A5350, a phase II, randomized, double-blind, two-arm, placebo-controlled study, evaluated changes in soluble inflammatory markers after 24 weeks of probiotic Visbiome ES, and the safety/ tolerability in PWH on antiretroviral therapy (ART). Primary endpoint was change in sCD14 levels; secondary measures included D-dimer, Kynurenine to Tryptophan (KT) ratio, CD4 count, & CD4/CD8 ratio. Mean changes were compared between arms with a 2-sample t-test. Per-protocol analysis included all randomized participants with baseline & week 25/26 sCD14 measurements, remained on study product through week 26 with >50% adherence, no use of prohibited medications, without confirmed virologic failure, and did not experience inflammatory conditions, receive vaccines, or have concurrent illness.
Overall, 93 participants (46 placebo, 47 Visbiome ES) enrolled; 86% men, 55% white, 42% black, 20% Hispanic/Latino; median (Q1, Q3) age was 51 (45, 56) years, BMI was 27.1 (24.2, 30.7) kg/m2, CD4 count was 712 (542, 893) cells/mm3 and 99% had HIV-1 RNA <40 copies/mL; one participant had 48 copies/mL. Overall, 25 participants reported adverse events: (8 [19%] placebo; 17 [36%] Visbiome ES) (p=0.098). Excluding 19 participants who did not complete study treatment and one virologic failure, 73 participants (31 placebo; 42 Visbiome ES) remained in the per-protocol population. The mean change (95% CI) in sCD14 from baseline to week 25/26 was 92.3 (-48.5, 233) ug/L in the placebo arm and 41.0 (-94.1, 176.2) ug/L in the Visbiome ES arm, but these changes were not statistically different (p=0.60). Similarly, there were no significant differences in changes in D-dimer, KT ratio, CD4 cell counts, CD4/CD8 ratio between the arms.
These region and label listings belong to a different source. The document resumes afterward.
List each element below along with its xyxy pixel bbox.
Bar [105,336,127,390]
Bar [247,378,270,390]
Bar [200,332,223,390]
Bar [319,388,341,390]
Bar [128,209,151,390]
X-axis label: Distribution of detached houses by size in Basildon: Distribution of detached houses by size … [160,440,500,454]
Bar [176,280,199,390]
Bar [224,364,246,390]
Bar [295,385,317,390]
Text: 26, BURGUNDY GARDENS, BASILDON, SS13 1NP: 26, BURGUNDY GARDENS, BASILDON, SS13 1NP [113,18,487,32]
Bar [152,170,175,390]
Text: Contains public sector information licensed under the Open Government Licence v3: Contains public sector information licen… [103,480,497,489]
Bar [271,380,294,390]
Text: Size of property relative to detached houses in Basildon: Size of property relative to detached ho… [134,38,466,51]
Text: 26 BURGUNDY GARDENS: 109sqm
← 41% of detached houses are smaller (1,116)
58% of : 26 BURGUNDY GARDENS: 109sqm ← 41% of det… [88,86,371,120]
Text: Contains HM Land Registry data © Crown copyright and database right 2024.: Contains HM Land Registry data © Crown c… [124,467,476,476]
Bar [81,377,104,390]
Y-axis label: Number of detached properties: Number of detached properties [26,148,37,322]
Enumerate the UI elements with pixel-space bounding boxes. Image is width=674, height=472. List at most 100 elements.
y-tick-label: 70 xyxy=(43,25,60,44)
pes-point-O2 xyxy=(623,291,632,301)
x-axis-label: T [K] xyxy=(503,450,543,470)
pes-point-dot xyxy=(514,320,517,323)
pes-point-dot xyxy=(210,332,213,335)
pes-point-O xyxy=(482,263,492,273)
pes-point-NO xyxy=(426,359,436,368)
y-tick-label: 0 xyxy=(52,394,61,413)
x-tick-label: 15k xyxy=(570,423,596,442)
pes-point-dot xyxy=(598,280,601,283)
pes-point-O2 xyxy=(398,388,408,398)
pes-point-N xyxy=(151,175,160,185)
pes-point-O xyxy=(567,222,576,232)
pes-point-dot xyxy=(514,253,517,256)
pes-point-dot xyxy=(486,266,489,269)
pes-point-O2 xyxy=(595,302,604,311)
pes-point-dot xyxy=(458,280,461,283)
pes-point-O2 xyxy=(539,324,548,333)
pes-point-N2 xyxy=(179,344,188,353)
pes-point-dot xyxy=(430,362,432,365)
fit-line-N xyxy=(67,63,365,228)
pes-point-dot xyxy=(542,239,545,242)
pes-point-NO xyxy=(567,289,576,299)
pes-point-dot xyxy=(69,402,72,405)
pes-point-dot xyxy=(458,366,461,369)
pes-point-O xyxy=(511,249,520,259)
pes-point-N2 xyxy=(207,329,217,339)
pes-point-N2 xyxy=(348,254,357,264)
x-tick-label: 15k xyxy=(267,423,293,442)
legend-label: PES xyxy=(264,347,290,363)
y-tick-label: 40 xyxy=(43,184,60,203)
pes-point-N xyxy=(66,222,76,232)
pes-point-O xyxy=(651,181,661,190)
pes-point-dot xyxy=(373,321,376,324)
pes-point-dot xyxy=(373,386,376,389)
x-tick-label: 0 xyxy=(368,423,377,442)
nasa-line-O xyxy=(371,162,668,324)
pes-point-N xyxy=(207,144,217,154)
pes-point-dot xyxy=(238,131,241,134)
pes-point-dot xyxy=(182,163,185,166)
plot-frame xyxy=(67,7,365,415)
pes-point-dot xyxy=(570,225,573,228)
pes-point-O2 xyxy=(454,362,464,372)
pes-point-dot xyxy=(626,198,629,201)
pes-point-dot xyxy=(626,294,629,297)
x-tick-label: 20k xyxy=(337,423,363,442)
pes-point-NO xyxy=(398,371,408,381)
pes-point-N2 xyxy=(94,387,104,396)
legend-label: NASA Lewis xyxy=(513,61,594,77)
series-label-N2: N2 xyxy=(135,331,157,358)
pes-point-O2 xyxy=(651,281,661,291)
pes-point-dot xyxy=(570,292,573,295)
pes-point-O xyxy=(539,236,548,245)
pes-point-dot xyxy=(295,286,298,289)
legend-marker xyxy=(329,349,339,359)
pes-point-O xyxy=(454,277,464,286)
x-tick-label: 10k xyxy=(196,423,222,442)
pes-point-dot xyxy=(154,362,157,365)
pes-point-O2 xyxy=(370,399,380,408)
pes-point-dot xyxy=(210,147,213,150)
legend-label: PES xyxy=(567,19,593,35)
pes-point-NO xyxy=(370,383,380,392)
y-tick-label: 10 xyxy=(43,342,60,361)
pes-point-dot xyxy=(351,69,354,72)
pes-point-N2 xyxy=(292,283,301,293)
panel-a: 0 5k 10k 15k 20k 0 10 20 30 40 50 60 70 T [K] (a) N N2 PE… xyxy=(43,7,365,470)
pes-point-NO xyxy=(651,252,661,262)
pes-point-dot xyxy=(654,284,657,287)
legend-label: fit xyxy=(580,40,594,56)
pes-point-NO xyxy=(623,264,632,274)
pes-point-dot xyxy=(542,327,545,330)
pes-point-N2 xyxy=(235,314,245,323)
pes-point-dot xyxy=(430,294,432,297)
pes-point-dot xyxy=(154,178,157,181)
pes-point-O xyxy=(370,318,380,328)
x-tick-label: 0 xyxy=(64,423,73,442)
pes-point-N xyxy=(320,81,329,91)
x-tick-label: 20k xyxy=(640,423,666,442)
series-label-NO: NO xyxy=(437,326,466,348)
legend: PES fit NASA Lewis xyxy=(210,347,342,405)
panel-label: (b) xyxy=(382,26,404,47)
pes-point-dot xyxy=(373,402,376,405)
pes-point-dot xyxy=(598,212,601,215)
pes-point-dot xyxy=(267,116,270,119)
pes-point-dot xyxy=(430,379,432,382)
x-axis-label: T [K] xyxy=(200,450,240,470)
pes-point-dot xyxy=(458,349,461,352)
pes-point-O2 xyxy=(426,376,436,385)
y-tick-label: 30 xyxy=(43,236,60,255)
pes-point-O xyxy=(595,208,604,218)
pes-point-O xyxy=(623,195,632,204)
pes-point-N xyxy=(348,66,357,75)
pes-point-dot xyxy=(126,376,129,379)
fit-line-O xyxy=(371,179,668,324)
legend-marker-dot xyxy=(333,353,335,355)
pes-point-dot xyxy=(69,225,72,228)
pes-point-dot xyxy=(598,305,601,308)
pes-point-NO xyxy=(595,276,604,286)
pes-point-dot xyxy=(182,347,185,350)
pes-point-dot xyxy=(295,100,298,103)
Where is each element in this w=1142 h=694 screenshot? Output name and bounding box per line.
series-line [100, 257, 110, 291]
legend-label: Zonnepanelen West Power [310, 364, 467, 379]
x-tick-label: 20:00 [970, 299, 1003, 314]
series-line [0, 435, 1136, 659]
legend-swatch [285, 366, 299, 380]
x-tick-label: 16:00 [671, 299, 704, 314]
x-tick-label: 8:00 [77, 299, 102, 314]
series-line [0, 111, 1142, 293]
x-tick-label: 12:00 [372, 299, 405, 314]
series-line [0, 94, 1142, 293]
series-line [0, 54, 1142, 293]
Visbiome ES was safe and well tolerated among this cohort. No significant effect of Visbiome ES on systemic inflammatory markers was identified. While high loss to follow up in the placebo arm limits the strength of our conclusions, these results do not support Visbiome ES as a viable strategy to reduce systemic inflammation in suppressed PWH with preserved CD4 counts.